Солнце кренилось к западу, отчего светило под углом в сорок пять градусов, безжалостно подчеркивая ребристую фактуру шестнадцати педипальп, на концах острых и похожих по форме на вычурные восточные алебарды. Да, в состоянии зажатой струны Камориль меняется существенно, и изменение это глубинное, и оно создает из некроманта самого настоящего монстра. Ни разу не прекрасного, как по мне. Может, и остается в нем толика некой эстетичности и утонченности. Может, существует ритм во всем этом многообразии тонких паучьих лап, и ритм этот гармоничен. Но в целом обращенный Камориль, все же, кажется мне ужасным. Этот хребет, похожий на ребро шестеренки; эти толстые у основания и тонкие на концах, острые, как бритвы, паучьи лапы, на которых его тело передвигается так, что оставшиеся человеческими ноги не достают земли; еще несколько пар глаз, открывшихся в выемках ключиц и на шее; все шесть рук, которыми он любит творить непотребное, теперь тоже больше, длиннее, и, пожалуй, уродливей — они обросли странными, неестественно закрученными мышцами и хитином, образовавшим длинные черные шипы. И он распростер эти руки, словно хочет объять ими весь мир. И он спустился с крыши плавно, но как будто бы временными скачками, и тут же одной из педипальп пригвоздил копытную тварь к земле, вонзив лезвие ей в шею, и потом выпотрошил монстру брюхо еще парой своих острых, как бритвы, конечностей.

Никола села на корточки и, обхватив себя руками, спрятала голову. Видимо, для нее это все было уже чересчур.

Тварь, которая придавливала меня к земле, на момент появления Камориль странно замерла, заморозилась, одеревенела. Но тут она снова ожила и с удвоенной прытью принялась со мной бороться. Мне это совсем надоело и я вырвал ей одну из лап. Верхние лапы, руки, крылья — все это обычно держится у живых существ на «честном слове», то бишь, не на костяных соединениях, а на одном мясе и сухожилиях. И верхние конечности, если проделать надрезы в нужных местах, вполне реально оторвать. И да, это отвратительно. Но кому уж тут до моральной и эстетической красоты. Я с усилием скинул прочь тушу, которая явно перестала себя контролировать, и отпрыгнул в сторону, тяжело дыша.
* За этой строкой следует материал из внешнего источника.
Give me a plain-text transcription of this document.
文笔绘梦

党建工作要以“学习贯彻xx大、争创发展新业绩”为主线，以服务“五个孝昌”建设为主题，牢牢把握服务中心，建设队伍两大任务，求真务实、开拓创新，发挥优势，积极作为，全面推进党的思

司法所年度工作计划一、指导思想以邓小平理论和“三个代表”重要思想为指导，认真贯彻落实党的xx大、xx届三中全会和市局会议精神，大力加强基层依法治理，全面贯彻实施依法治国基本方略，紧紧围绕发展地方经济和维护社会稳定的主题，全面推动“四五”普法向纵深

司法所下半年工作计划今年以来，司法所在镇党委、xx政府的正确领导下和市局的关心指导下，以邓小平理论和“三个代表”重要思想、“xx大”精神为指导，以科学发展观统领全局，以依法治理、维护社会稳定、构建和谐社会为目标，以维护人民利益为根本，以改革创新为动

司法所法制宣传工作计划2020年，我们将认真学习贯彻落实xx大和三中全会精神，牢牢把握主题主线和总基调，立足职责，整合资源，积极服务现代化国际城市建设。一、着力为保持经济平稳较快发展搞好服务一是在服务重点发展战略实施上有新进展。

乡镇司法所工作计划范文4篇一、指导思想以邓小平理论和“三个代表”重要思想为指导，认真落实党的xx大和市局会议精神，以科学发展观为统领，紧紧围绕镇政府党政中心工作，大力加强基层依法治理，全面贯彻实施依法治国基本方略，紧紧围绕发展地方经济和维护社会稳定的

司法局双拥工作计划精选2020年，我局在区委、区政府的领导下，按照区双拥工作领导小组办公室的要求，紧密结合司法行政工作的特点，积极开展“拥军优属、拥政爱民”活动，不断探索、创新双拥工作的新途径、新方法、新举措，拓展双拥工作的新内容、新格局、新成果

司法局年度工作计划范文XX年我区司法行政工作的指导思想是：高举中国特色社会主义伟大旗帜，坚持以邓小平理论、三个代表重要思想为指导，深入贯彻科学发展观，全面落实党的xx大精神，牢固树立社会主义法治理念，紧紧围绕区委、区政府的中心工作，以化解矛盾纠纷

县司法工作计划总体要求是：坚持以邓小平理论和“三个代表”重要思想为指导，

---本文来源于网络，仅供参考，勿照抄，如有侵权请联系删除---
Что ж такое-то. Почему я настолько неэффективен в борьбе с этими существами. Их надо убивать как-то слишком… дотошно. Напрочь. Насквозь. Отрывать конечности, перегрызать артерии, вырывать сердца, отрубать головы — и что-то одно, как будто бы, не прокатит, мол, хочешь убить — постарайся. Они живучие, как хрен знает что. Триумф жизни. Венец выживаемости как таковой. Мои когти для ник — как перочинный ножик столетнему дубу. Неприятно — но не смертельно.

А у Камориль в измененной форме неплохо получается их шинковать, то ли из-за размеров лезвий, которые он понаотращивал, то ли из-за лучшего сцепления с землей. А я, выходит, для этих существ мелковат. Или все дело в том, что мне самому не хочется действовать этими жестокими путями… но это же еще не конец.